Posteriormente, la Comisión revisó el Reglamento REACH en 2013 y 2017. En la primera revisión se llegó a la conclusión de que podía avanzarse en la reducción de la carga financiera y administrativa impuesta a las industrias y en la búsqueda de métodos alternativos a la experimentación con animales. En la segunda revisión se concluyó que REACH era eficaz en líneas generales, pero se comprobó que era posible proseguir la simplificación y la reducción de las cargas, lo que se podía lograr poniendo en práctica las medidas descritas en el informe. Dichas medidas se deben aplicar en sintonía con la nueva Estrategia Industrial de la UE, el Plan de Acción para la Economía Circular y el Séptimo Programa de Acción en materia de Medio Ambiente. Desde junio de 2018, las industrias tienen que registrar todas las sustancias producidas o importadas en cantidades de entre 1 y 100 toneladas anuales.

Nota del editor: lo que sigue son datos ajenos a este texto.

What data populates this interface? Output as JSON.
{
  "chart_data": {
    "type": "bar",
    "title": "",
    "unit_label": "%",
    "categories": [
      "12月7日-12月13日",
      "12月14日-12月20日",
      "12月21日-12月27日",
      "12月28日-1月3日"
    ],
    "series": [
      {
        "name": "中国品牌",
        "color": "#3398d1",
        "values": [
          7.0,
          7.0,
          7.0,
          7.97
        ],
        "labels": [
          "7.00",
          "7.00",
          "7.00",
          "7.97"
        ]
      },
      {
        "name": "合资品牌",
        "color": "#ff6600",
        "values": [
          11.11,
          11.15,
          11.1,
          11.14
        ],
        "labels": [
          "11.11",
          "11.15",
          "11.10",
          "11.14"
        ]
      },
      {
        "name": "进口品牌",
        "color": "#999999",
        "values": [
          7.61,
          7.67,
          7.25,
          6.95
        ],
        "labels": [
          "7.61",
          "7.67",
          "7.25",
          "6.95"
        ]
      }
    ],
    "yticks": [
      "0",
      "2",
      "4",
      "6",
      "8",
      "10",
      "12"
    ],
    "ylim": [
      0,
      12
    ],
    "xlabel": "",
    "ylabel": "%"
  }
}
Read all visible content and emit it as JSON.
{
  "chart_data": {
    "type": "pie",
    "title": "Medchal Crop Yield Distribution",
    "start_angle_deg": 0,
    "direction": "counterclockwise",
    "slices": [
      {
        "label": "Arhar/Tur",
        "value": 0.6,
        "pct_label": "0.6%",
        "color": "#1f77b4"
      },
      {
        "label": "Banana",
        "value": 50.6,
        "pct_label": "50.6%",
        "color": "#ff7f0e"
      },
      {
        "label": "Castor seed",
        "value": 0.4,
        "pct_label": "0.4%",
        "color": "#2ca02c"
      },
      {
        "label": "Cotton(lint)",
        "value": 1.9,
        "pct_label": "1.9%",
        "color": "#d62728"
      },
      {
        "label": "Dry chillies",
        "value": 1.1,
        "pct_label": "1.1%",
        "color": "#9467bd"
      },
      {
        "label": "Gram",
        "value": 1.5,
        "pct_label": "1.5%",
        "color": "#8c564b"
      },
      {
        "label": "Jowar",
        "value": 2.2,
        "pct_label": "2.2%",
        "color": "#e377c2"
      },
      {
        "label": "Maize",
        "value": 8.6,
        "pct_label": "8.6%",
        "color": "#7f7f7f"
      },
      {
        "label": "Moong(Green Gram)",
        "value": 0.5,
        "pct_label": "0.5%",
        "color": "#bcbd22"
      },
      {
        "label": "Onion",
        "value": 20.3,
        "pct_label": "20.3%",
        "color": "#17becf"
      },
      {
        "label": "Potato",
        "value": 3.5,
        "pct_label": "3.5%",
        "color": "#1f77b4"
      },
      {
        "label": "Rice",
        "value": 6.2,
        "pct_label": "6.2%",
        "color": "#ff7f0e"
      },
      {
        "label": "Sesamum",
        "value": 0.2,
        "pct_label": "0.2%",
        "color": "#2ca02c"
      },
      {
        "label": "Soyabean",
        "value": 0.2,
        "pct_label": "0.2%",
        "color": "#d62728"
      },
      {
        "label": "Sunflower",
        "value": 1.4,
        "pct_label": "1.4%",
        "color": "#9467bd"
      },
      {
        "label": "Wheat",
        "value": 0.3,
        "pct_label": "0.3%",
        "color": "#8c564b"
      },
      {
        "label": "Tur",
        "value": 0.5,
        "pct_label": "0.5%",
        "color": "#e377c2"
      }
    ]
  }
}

La Comisión presentó el 14 de octubre de 2020 la nueva Estrategia de Sostenibilidad para las Sustancias Químicas, que forma parte del objetivo cero en materia de contaminación de la Unión, uno de los compromisos fundamentales del Pacto Verde Europeo. Esta Estrategia incluye una revisión del Reglamento REACH para prohibir el uso de las sustancias químicas más nocivas en los productos de consumo como los juguetes, los artículos de puericultura, los cosméticos, los detergentes, los materiales en contacto con alimentos y los textiles, salvo que se demuestre que son esenciales para la sociedad, así como para garantizar un uso más seguro y sostenible de todas las sustancias químicas.
El 20 de enero de 2022, la Comisión lanzó una consulta pública sobre la revisión del Reglamento REACH.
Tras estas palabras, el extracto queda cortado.